Sharp & Venditti Go 'Bats Out of Hell' for Dark Nights: Metal

I loved your work with the Red Death, and especially his Flashmobile.

Sharp: That was funny, because if there is one thing that I get a little bit freaked out about, it's drawing cars. It was the one thing that I couldn't draw as a kid. But when I got the brief about what this car was going to look like, I got excited. I really enjoyed Mad Max: Fury Road and that kind of feel. As a kid, I was also pretty into custom cars, so it wasn't like just drawing a normal car. It was totally different. I couldn't wait to start and I had a blast and I think it shows. It was a lot of fun.

Which Dark Knight do you like drawing the best? They are all so cool and super scary.

Sharp: The two that I like the best, design-wise, are the Batman Who Laughs and the Red Death. I love that mask, and I tried to echo it in the grill of the car. I was hoping that you could see a DNA thread through the design. The Wonder Woman one, The Merciless, is fun, too, because he is literally a knight. I wanted to actually go more barbarian with him, but [DC Editorial] asked me not to mess around too much with the design. [Laughs]

Art from Hal Jordan and the Green Lantern Corps #32 by Liam Sharp and colorist Adam Brown

Robert, Hal Jordan has faced some remarkable foes over the years, perhaps none greater than Sinestro. But when you come up against an evil version of yourself with a bit of Batman's DNA sprinkled in for good measure like he does -- the Dawnbreaker has got to be one of Hal's most challenging opponents.

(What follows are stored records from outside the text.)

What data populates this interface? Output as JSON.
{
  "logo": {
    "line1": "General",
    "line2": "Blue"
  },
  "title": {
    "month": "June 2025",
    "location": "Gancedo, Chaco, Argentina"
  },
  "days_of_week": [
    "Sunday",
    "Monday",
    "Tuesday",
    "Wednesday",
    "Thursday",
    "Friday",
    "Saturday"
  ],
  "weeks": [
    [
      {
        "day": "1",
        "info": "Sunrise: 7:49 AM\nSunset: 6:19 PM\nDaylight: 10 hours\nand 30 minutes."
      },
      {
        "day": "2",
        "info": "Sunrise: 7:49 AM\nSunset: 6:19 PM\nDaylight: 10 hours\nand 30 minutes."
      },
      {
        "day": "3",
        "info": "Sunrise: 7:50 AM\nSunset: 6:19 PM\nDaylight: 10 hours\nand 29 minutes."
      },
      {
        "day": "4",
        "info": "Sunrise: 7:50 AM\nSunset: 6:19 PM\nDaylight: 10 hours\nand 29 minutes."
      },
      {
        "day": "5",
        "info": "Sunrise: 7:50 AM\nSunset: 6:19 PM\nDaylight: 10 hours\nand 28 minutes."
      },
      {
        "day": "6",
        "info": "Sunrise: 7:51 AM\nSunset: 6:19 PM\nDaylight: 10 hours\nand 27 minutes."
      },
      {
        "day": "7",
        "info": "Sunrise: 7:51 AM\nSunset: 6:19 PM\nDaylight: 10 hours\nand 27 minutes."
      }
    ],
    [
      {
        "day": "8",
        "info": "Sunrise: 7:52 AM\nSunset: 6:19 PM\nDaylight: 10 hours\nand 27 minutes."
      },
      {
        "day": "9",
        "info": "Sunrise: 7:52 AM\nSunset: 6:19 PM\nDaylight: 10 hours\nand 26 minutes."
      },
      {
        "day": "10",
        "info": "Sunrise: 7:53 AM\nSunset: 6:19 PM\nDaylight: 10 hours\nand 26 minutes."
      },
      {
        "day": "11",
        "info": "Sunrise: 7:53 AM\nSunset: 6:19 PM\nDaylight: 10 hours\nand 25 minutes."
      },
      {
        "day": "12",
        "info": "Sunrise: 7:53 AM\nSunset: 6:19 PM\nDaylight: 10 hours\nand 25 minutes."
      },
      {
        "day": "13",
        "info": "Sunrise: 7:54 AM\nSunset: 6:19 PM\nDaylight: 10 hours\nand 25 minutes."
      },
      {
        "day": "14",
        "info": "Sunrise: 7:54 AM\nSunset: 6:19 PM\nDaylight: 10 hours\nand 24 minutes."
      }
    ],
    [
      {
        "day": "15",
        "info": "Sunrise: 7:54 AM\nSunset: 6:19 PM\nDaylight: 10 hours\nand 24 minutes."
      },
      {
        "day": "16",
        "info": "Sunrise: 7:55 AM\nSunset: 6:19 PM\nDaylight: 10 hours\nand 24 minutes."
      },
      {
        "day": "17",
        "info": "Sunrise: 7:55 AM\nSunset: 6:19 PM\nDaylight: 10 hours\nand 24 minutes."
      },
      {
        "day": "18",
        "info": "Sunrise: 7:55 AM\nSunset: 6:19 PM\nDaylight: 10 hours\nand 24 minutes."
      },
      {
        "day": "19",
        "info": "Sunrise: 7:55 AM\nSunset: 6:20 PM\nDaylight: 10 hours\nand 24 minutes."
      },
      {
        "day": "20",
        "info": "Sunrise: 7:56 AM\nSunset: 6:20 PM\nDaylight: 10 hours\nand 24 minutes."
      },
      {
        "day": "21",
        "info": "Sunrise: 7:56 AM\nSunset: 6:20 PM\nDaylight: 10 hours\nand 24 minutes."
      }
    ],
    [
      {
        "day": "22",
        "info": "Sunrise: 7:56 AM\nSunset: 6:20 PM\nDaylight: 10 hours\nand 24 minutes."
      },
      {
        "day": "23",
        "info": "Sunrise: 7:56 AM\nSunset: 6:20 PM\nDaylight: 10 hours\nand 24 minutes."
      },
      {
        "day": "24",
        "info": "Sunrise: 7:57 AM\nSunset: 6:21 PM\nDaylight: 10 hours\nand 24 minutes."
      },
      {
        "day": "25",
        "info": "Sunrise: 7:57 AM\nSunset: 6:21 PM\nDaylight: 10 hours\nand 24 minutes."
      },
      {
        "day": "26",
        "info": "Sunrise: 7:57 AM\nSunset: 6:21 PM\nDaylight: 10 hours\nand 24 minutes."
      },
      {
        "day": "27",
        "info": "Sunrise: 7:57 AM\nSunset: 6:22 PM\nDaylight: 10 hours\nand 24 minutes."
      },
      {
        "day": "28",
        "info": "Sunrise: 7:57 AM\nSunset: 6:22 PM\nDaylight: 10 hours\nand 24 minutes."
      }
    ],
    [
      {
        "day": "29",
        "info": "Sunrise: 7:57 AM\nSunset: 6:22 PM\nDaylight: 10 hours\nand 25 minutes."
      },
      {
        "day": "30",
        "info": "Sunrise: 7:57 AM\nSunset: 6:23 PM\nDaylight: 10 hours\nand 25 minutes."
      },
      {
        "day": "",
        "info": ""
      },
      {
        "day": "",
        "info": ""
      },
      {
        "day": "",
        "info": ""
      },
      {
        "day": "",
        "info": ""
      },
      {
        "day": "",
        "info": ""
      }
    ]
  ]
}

Dawnbreaker has the power-set, obviously, with the ring and the ability to build constructs and ability to fly, but there is nothing that's going to negate what Hal's true power is and that's his willpower, his ability to overcome great fear. He's seen horrible, terrible things, up to and including the death of his own father, so he has the confidence to know that he has pushed through those things. For Dawnbreaker to put him in a cage and turn out the lights and try to scare him with spooky voices -- for Hal, that's almost funny. It was a great issue to write in getting to put those two up against each other. Bruce Wayne can have all of the strategy that he wants, but you can't make somebody afraid that doesn't get afraid, someone who can overcome fear. That's an interesting story to tell.

There's a great line from Hal talking about Dawnbreaker that's almost meta in the issue: "You can absorb light. I'll give you credit. That's new." It sounds like something you may have said when you heard about the character. [Laughs]

Venditti: That's right [Laughs] When they first told me about the Dawnbreaker and what his powers were and how he absorbs all light and he was all about darkness, I was thinking it would be quite a challenge. How are you going to tell a visual story in pitch black? It took me a while to come up with a storytelling device, and when I finally settled on the idea that Hal would use his ring to create a strobe effect and you would have these alternating light and dark panels of art, I was hoping that it would do two things. I thought it would show Hal being savvy with his ring by using it as a strobe because you can't really absorb the light if it is blinking on and off.

Art from Hal Jordan and the Green Lantern Corps #32 by Liam Sharp and colorist Adam Brown

Also, when it comes to haunted houses and the houses of horror, I don't like any of that stuff. [Laughs] It's always kind of freaked me out, especially the strobe light effects because you can't really get a bead on where the guys trying to scare you are coming from. I really wanted to play with the horror element with the strobe effect. I was really happy with how it turned out.

Before I let you go – and don't worry, we will slap spoiler alerts all over this – I have to ask you about the final page of Justice League #32. Because when you talk about horror, Cyborg being basically plugged into the Matrix fueling the Dark Knights' conquest of the DC Universe is pretty haunting.

Venditti: That was the first page that Liam turned in.

Sharp: It was the only page that was approved. [Laughs]

Venditti: I was like, "Holy cow! Is this what we're in for?" I couldn't believe when I saw it. I thought there was no way that he could draw 20 pages that looked like that one, in such a short amount of time, but he sure did it. Every single page is just as great as that one. And big hat tip to the colorist Adam Brown, as well.

Sharp: He did a fantastic job.

Venditti: The way the Aquaman scene looks versus the Flash scene and the Wonder Woman scene and the Cyborg scene, the versatility on display in coloring all of that stuff is staggering.